4. Selbstoptimierung

Das Thema Selbstoptimierung wird ja rege rauf und runter diskutiert. Halten wir dennoch fest: Offenbar hat der Mensch ein reges Bedürfnis, an sich zu arbeiten, stetig zu lernen und gewisse Dinge zur Perfektion zu bringen – natürlich gleichberechtigt neben dem Bedürfnis nach Ruhe, Entspannung, Genuss und Müßiggang. VR kann uns dabei helfen, uns zu optimieren. Es kann uns in Zukunft gesünder, selbstbewusster, empathischer und angstfreier werden lassen.

Bereits heute behandelt man verschiedene Ängste mit Unterstützung von VR. Hier kann man sich in einem geschützten Raum Schritt für Schritt seinen Ängsten stellen und somit Angst Zug um Zug aktiv abbauen. Natürlich nicht ohne die Begleitung von erfahrenen Therapeuten. Es gibt aber auch Anwendungen, mit denen wir ständig an uns arbeiten können. Neben allen bereits beschriebenen Bildungserfahrungen kann man zum Beispiel mittels bestimmter Anwendungen sein Selbstbewusstsein trainieren. Man kann Vorträge vor Menschen halten, die gar nicht da sind, oder eben, wie eingangs berichtet, Teamkommunikation mithilfe von virtueller Bombenentschärfung trainieren. Prothesenträger sind heute in der Lage, durch die VR-Technologie ihre Phantomschmerzen zu beseitigen. Und wäre es nicht ein unfassbares Glücksgefühl, endlich alleine fliegen zu können?

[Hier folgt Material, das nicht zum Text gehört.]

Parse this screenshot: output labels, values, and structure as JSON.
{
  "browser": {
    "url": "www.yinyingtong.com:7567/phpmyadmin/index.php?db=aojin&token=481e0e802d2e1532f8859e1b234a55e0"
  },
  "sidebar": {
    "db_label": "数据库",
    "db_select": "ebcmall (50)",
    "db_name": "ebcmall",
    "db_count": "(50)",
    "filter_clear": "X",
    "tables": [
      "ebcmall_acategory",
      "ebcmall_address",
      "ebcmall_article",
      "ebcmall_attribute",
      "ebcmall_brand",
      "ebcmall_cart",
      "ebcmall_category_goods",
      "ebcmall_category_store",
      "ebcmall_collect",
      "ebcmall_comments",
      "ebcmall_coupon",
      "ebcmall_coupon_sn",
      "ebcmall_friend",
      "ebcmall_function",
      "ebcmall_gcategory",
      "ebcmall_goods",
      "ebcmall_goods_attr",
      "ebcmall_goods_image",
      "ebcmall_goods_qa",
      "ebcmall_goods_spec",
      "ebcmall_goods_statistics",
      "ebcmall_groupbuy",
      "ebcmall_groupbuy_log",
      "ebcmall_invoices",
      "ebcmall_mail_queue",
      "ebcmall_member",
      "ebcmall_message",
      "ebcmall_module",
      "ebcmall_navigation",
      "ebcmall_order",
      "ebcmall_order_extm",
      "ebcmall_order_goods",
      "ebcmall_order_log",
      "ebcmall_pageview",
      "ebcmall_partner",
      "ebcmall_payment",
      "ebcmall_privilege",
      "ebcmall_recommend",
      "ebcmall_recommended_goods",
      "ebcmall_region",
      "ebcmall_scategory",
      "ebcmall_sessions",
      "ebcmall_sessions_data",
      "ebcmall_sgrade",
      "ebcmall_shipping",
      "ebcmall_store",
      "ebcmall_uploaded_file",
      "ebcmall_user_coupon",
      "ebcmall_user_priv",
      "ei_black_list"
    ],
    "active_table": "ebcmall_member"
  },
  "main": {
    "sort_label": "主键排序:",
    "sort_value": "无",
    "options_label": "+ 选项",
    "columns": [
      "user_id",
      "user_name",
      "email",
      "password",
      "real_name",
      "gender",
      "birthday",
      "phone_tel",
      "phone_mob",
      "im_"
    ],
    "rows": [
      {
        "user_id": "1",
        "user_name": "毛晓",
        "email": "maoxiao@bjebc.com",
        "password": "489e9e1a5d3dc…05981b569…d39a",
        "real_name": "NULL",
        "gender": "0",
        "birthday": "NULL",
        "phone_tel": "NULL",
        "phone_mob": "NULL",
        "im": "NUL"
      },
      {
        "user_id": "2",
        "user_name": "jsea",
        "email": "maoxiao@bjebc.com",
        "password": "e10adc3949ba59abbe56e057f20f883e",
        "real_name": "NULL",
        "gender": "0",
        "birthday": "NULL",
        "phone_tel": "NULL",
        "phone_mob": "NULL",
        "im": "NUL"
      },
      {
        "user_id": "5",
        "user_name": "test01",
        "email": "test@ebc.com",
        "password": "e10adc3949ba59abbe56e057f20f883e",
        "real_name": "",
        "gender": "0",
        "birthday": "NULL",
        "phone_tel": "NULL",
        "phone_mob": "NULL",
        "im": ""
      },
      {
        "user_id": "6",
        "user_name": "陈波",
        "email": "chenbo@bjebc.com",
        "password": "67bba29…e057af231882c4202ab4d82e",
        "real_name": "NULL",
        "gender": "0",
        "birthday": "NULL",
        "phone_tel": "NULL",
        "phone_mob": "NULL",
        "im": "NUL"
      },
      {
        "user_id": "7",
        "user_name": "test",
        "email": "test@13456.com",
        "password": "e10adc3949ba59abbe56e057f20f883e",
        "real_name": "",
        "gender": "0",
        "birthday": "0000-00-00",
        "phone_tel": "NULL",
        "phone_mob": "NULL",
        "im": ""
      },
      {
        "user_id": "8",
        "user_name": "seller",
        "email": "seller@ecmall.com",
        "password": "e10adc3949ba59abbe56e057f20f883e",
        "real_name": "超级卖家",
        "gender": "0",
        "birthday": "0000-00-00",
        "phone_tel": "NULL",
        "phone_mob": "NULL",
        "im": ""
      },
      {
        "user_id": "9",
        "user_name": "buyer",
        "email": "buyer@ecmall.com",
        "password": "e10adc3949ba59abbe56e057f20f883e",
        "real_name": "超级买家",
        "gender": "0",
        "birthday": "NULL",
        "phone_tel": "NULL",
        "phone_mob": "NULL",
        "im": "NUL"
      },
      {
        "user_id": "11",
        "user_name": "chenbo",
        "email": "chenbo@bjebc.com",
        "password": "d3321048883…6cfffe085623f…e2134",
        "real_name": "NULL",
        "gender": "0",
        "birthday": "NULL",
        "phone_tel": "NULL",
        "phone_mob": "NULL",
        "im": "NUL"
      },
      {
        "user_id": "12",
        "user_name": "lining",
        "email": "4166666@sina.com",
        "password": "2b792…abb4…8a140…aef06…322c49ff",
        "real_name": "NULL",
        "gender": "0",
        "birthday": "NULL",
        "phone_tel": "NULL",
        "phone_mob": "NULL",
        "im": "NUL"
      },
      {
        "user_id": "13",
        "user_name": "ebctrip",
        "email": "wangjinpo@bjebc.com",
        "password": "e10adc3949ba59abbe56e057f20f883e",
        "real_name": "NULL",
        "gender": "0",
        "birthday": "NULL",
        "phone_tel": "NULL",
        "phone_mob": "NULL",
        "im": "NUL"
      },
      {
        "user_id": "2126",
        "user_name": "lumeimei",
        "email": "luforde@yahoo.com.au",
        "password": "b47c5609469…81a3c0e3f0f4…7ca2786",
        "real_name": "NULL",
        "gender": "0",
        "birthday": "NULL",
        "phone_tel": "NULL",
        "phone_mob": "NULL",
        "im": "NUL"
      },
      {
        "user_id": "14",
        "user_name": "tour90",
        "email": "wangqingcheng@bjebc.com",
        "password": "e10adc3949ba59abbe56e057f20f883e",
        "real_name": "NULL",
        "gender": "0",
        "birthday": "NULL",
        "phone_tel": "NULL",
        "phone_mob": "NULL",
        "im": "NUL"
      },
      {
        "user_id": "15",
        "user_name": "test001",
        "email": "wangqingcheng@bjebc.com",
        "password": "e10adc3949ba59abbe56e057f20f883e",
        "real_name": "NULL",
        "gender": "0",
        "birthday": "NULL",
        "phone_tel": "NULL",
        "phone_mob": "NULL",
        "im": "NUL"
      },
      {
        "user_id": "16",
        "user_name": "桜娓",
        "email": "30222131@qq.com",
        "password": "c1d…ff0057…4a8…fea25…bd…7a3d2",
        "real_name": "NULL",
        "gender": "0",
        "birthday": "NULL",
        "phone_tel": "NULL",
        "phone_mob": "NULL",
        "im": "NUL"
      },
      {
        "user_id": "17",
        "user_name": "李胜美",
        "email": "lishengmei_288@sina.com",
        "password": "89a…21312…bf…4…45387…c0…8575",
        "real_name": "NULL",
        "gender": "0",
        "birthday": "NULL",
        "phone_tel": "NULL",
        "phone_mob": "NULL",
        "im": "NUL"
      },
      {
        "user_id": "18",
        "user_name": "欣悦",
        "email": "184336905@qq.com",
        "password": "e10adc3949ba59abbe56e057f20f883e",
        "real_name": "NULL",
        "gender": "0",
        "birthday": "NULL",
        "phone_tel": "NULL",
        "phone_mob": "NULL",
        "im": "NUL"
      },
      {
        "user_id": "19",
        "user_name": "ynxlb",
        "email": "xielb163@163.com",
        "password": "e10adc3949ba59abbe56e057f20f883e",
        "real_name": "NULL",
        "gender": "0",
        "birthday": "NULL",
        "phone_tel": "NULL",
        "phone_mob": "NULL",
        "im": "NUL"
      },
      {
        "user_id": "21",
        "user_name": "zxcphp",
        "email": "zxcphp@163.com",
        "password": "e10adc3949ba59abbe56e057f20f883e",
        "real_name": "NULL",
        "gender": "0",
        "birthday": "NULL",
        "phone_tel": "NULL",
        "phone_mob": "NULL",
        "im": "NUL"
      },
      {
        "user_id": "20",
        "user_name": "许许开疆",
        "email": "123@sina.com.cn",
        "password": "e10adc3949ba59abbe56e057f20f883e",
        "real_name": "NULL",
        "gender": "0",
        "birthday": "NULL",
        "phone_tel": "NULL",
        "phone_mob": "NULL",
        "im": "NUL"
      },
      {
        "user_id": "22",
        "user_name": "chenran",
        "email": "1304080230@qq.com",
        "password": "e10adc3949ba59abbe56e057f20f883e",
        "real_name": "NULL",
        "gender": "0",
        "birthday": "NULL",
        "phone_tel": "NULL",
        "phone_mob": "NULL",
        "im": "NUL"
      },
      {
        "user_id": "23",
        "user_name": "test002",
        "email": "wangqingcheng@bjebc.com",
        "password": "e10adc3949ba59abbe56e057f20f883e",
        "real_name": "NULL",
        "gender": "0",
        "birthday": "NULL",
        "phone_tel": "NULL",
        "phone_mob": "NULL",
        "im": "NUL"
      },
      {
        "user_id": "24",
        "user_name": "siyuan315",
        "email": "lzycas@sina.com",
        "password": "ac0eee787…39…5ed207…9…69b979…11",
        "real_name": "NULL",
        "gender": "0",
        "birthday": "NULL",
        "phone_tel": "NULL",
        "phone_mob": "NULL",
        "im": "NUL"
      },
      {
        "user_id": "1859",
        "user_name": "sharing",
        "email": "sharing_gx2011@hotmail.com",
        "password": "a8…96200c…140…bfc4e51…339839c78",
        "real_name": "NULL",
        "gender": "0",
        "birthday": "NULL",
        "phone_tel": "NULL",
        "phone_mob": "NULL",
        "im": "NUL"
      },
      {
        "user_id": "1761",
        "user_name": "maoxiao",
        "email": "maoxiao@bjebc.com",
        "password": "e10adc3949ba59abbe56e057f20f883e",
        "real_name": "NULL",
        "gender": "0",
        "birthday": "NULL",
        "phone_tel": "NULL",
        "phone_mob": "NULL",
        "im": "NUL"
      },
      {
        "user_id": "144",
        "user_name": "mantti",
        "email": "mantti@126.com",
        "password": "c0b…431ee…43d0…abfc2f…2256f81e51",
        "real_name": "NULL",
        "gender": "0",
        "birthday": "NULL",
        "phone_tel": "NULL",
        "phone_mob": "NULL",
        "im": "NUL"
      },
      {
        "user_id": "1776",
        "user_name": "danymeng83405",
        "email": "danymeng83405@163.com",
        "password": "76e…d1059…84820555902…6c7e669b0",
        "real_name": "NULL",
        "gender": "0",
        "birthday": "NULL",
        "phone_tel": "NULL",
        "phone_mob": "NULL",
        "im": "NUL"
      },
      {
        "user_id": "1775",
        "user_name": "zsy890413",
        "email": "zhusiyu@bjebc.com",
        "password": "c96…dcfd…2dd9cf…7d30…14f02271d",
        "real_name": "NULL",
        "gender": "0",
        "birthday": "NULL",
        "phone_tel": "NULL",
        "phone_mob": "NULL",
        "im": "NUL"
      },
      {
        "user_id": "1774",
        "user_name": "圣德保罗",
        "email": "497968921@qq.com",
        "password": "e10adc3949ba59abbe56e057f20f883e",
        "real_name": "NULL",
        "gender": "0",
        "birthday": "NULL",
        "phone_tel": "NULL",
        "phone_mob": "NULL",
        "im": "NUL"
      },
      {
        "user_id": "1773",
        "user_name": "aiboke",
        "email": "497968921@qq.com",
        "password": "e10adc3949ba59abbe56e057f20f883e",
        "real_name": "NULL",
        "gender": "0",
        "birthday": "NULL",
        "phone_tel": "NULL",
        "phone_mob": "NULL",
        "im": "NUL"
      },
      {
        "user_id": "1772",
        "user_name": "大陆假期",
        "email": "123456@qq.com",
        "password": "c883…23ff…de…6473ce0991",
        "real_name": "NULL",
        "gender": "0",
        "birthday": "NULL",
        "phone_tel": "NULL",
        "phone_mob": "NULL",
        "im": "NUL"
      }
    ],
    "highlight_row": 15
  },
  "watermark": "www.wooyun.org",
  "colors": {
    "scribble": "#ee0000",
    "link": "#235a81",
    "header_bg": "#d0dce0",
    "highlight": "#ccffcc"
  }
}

Der ehemalige Harvard-Psychiater und nicht unumstrittene LSD-Guru Timothy Leary hat in den Neunzigerjahren – da war auch die erste spürbare Welle von VR – die Technologie als LSD der Neunziger beschrieben. Die spannende Frage für die Wissenschaft im 21. Jahrhundert lautet daher: Was machen wir nun Sinnvolles mit den beeindruckenden Reisen in andere Welten? Und vor allem: Was machen diese Reisen dann mit uns? Wir werden es vermutlich nur selbst erfahren können.